Rarely has the giant internal ramp of Manhattan’s circular Guggenheim Museum, designed by Frank Lloyd Wright, been put to better use. A visitor attending the Guggenheim’s fifth International Exhibition can proceed downward through its five spirals, passing 100 works by 80 sculptors from 20 countries arranged by generation—and thereby receive a gradual baptism into the myriad ways that sculpture has evolved in the past 20 years.
For the first time the Guggenheim International is devoted exclusively to sculpture, but that, says Associate Curator Edward Fry, 32, who spent two years and traveled to 30 countries in preparation for it, is only a sign of the times. Sculpture, he believes, is “involved with specific objects, with facts,” while painting “almost always maintains some quality of illusion, reference or metaphor.” Says Fry: “The facts of sculpture correspond to the post-meta physical moment we are in.”
In Revolt.
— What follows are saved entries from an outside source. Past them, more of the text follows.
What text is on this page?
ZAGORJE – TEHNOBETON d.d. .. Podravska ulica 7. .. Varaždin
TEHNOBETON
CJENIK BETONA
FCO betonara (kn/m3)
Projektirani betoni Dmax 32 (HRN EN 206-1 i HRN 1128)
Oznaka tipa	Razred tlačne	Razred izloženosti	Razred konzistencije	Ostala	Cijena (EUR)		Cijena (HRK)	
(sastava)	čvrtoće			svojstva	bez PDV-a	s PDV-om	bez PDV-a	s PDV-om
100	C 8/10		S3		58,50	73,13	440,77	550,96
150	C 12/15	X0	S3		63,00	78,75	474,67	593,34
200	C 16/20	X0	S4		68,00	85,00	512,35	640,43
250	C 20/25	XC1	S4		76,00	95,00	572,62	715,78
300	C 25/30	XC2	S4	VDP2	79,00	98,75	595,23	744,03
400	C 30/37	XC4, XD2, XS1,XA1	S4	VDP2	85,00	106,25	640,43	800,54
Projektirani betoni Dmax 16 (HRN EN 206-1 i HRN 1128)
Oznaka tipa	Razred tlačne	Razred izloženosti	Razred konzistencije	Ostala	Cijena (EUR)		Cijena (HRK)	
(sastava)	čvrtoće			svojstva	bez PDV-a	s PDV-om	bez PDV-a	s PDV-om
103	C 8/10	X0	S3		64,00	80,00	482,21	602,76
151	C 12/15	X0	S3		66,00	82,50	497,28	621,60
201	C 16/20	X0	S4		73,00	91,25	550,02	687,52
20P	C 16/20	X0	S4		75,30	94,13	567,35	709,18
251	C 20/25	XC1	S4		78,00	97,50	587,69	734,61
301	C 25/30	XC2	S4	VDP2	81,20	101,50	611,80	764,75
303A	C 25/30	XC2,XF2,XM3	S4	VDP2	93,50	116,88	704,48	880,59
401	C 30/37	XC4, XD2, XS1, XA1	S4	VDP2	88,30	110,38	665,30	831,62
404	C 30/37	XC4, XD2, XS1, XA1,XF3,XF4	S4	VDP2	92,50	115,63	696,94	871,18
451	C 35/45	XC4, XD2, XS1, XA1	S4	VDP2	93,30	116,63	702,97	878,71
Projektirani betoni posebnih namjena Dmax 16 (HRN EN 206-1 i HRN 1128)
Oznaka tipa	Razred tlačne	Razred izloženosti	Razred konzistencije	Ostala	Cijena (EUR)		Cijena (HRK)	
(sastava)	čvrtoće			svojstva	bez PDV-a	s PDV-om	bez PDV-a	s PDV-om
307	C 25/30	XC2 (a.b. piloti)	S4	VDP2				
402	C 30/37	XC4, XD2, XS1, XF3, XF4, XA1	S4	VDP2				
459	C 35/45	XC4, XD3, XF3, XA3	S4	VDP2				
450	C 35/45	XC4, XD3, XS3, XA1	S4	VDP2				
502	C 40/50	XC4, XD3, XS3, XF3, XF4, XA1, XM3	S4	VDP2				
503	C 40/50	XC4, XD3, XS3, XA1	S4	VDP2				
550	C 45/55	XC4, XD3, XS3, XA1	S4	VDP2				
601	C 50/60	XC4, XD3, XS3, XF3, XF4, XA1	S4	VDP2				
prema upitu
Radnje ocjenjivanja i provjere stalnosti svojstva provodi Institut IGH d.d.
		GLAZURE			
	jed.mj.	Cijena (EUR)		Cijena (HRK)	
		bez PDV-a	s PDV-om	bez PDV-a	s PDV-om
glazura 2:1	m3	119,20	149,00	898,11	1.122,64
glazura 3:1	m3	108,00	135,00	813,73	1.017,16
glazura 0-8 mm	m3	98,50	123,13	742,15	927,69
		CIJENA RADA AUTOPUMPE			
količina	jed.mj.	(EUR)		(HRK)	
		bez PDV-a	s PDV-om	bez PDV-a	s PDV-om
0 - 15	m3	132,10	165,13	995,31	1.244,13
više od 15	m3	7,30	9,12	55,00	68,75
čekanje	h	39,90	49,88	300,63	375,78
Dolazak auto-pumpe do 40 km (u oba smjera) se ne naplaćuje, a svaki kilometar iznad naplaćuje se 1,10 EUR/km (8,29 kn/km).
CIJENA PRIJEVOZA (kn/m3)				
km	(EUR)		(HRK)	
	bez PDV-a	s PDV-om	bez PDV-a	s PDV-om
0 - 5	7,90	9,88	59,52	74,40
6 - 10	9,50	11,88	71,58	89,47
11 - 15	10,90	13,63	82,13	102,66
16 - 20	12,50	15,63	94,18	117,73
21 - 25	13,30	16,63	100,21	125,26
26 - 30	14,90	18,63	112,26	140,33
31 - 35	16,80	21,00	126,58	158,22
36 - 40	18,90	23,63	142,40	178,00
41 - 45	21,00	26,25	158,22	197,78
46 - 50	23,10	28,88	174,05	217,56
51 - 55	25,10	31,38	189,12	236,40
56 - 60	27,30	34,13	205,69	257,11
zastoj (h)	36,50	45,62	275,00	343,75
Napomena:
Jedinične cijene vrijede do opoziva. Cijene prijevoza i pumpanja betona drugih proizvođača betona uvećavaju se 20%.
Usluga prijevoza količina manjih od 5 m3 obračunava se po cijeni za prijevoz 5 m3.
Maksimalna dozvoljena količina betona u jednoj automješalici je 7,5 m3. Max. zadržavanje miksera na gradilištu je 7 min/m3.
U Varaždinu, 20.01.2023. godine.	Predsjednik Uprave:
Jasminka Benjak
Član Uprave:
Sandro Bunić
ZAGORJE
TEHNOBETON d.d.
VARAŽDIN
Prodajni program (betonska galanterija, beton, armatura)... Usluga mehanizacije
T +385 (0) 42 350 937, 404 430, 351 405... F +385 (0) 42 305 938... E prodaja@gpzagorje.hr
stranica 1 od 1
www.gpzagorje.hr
On the top spiral at the Guggenheim are displayed the eminents who died in the 1960s but whose work still seems relevant to the post-meta physical moment: the dadaist abstractionist Arp Giacometti’s existential armature figures, the dynamic welded sculpture of David Smith, and the work of Burgoyne Diller, a precursor of minimalism. Next are the old masters whose common sensibility was formulated before World War II: Picasso, Nevelson, Lipchitz, Calder. Then come two generations of artists who, in Fry’s opinion, are at once trying to escape from Renaissance definitions of sculpture and “in revolt against the ways in which older artists have come to terms with their problems.”
Included in this group are the “fantastics,” born between 1910 and 1930, who explore odd materials and resort to private mythologies, whether through the twisted polyurethane of Chamberlain, the plaster casts of Segal, the junk sculpture of Stankiewicz, or the soft objects of Claes Oldenburg. On the bottom three tiers, and on the ground floor and bottom levels, in stage center, are the minimalists, including Tony Smith (TIME cover, Oct. 13). It is Fry’s opinion that the minimalists, who build industrially produced large-scale works, are trying to achieve a “tabula rasa, the clean slate upon which a totally new art may be invented.”
From Here to Infinity. To sculpture buffs, most of the U.S. and European artists’ names are familiar, but Curator Fry has made a determined effort to provide rarely seen examples of their work. Still more newsworthy is the display of the seven examples of Japanese sculpture, which show that Nippon’s advanced technology and freedom from European tradition have produced some sculptors with slates as clean as any in the U.S. The Port, an internally lit blue and transparent plastic piece by Katsuhiro Yamaguchi, and the giant slab of plastic Swiss cheese called Blue Dots by Noriyasu Fukushima have the same cleanness as Robert Morris’ silvery series of knife-edged I-beams and Donald Judd’s turquoise modular grids. All four works convey a feeling of openness and expansion, a common dedication to a spatial rhythm that can, in theory at least, be repeated to infinity.